Green Lantern #43 is a great many things.  It’s an end to the too-many-cooks-spoil-the-broth approach of the last few issues, it’s a Blackest Night #-1 if we are to subscribe to negative numbering, and it’s a Black Hand: Secret Origins of sorts.  That is to say that Green Lantern #43 is consistent in both art and narrative; the events take place before those we saw in Blackest Night #0; and the story revisits events we saw in the Secret Origins storyline, this time to explore the origin of one who will surely be Green Lantern’s most compelling villain, William Hand.

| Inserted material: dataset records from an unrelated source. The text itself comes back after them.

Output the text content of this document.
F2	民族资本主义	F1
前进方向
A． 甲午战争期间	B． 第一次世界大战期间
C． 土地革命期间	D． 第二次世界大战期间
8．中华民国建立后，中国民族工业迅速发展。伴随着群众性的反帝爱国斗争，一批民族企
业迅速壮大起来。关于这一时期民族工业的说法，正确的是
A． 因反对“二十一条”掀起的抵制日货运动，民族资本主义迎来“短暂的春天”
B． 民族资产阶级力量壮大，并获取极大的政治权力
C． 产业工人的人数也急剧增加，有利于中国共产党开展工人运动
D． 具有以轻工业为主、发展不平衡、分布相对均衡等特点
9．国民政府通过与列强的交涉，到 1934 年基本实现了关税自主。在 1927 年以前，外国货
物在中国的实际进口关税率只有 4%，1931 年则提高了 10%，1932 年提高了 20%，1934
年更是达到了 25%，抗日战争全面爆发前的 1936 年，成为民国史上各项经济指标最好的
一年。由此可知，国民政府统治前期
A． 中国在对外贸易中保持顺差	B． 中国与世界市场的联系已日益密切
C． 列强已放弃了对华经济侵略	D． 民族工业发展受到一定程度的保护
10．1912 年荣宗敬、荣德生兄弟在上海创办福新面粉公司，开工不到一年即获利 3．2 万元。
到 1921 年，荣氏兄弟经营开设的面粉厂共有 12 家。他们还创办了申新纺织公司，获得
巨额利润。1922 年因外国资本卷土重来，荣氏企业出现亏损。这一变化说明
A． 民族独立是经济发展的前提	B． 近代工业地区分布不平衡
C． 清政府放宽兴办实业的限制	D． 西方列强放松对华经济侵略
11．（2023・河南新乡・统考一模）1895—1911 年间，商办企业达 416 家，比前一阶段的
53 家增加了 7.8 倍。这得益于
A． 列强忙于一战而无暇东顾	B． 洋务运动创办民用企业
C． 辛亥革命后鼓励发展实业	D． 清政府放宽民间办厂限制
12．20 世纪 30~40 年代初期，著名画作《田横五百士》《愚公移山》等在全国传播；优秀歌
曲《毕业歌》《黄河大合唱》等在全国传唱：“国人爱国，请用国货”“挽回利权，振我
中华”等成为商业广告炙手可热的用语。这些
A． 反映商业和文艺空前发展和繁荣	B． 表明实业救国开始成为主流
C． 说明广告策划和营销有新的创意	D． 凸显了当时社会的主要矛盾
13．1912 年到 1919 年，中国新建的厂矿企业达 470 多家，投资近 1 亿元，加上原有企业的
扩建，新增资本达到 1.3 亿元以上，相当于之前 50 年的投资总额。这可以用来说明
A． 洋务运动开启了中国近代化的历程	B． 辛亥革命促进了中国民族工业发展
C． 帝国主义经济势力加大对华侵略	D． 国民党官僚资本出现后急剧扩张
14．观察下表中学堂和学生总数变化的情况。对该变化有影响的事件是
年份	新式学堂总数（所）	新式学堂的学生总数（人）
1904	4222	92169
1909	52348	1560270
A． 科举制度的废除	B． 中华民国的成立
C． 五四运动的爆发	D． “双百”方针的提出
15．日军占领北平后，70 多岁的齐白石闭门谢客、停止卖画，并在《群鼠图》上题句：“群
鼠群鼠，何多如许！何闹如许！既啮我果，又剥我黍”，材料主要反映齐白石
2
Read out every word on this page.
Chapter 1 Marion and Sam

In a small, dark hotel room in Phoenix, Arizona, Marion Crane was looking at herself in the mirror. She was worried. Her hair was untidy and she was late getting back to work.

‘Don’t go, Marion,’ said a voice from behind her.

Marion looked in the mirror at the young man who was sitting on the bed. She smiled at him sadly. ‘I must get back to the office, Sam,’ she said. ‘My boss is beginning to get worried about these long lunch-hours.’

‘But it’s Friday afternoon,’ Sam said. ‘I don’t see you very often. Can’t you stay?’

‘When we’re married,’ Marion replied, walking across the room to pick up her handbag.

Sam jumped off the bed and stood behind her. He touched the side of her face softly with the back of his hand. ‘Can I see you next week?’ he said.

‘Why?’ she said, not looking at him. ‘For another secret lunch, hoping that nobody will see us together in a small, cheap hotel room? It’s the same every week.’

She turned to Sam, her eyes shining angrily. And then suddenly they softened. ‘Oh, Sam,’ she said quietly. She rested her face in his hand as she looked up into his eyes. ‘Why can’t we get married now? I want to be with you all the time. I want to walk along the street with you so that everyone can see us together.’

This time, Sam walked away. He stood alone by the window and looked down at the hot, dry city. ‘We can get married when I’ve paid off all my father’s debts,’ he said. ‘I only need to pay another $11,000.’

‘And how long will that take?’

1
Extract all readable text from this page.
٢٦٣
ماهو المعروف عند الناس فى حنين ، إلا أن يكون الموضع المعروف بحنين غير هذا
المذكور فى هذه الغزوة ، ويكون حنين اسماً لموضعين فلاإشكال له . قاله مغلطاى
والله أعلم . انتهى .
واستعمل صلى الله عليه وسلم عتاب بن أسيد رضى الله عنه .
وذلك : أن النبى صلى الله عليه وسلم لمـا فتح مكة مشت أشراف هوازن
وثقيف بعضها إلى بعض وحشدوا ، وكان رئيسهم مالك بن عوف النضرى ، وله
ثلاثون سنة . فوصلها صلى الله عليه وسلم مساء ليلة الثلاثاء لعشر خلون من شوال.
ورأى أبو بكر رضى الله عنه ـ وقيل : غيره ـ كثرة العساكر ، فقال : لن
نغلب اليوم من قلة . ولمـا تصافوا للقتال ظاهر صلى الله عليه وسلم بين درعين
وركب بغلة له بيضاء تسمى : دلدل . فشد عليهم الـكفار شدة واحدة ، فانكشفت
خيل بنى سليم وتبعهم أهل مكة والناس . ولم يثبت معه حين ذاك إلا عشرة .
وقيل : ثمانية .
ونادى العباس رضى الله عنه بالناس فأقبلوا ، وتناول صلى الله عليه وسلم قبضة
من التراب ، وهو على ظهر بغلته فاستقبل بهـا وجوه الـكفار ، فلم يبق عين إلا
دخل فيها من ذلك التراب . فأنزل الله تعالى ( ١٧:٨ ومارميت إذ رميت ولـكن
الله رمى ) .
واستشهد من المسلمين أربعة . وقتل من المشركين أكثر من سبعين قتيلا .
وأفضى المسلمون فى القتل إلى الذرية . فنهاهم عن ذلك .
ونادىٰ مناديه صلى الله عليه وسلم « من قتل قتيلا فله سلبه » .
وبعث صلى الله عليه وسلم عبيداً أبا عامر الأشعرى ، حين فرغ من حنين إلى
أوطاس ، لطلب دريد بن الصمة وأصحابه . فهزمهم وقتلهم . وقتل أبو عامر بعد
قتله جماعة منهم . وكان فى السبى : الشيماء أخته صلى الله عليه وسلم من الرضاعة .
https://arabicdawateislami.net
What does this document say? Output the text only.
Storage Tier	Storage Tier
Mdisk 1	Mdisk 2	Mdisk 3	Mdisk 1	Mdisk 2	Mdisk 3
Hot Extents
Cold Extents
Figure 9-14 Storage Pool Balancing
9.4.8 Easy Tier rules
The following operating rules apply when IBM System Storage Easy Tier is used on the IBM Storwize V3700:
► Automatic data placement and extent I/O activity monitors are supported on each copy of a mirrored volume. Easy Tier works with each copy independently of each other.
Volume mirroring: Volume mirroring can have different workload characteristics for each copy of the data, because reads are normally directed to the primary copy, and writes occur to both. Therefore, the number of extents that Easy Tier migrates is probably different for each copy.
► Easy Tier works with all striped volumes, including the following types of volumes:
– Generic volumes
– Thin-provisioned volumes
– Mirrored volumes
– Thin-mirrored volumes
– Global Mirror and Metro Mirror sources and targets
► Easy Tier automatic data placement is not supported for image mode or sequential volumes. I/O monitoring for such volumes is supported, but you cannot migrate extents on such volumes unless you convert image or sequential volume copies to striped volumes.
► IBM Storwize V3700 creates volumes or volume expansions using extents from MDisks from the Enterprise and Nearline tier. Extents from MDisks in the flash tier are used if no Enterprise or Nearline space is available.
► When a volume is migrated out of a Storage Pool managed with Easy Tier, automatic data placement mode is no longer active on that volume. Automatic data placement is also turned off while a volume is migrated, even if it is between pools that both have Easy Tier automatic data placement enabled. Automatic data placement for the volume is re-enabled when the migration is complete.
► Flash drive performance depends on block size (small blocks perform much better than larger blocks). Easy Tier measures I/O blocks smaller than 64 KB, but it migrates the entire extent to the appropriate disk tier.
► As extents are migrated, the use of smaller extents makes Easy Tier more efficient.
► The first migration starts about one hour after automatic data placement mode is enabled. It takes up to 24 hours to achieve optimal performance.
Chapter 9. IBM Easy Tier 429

It would be all too easy to dismiss some of these scenes as simple re-treads of stories faithful Green Lantern readers have read at least twice by now, but Johns has put yet another interesting spin on past events, unpacking for us something that was probably there all along.  I am of course referring to Sinestro and Hal Jordan’s first confrontation with now-Red-Lantern Atrocitus.  I have to admit, as much as I tried to tuck this little tidbit away for future reference, I had all but forgotten William Hand’s presence at this pivotal scene.  That’s kind of the point, though: everyone‘s forgotten about William Hand, and he [Geoff Johns] is making it his business to remind us just who he is, and how foolish we were to ignore him in the first place.  It’s incredibly interesting just how much each of these major players have evolved since then.  Sinestro, no longer a Green Lantern – former Sinestro Corps leader at that – is now the most-wanted war criminal in the universe.  Atrocitus, one of the sole survivors of the massacre of Sector 666, then-prophet of the Blackest Night, is now leader of the Red Lanterns.  Hal Jordan – let’s just say he’s seen a lot of changes over the last two decades.  And William Hand, once a disturbed boy with a disconnected childhood, is now the resurrected Black Hand and avatar of the Black Lanterns.  That all of this is coming full circle is further testament to Geoff Johns as writer and Master Chess Player.

“Tale of the Black Lantern” shows us William Hand’s journey from son of a coroner to undead supervillain is not an excuse, rather an explanation of how he came to be this way.  As you’d expect, the tale is very dark in the telling, both literally and visually.  Mahnke, as he has proven in the pages of Final Crisis (another book he rescued from artistic inconsistency), is consistently good at horror-inspired visuals.  His pencils are simultaneously gritty and clean, which is to say there are *a lot of* lines, but each one seems purposeful and deliberate in its placement.  While I can’t help but wonder whether Eddy Barrows could have accomplished similar feats, I know deep down in my heart of hearts that it couldn’t have been this confident.

The only real criticism I can level at this book is that it isn’t really about Green Lantern – in fact, he only ever appears in the aforementioned scene – it probably should have flown under the Blackest Night banner proper.  That’s all null and void in the face of one inescapable fact: this story is critical, both to future events in Green Lantern and Blackest Night.  Besides, I’ve long since given up questioning Geoff Johns’ storytelling choices – he’s proven time and time again that he’s at least three steps ahead of us all.

Only one thing remains to be gleaned from all of this: if you’re a comic book fan, you need to be reading Green Lantern and you need to be reading Blackest Night.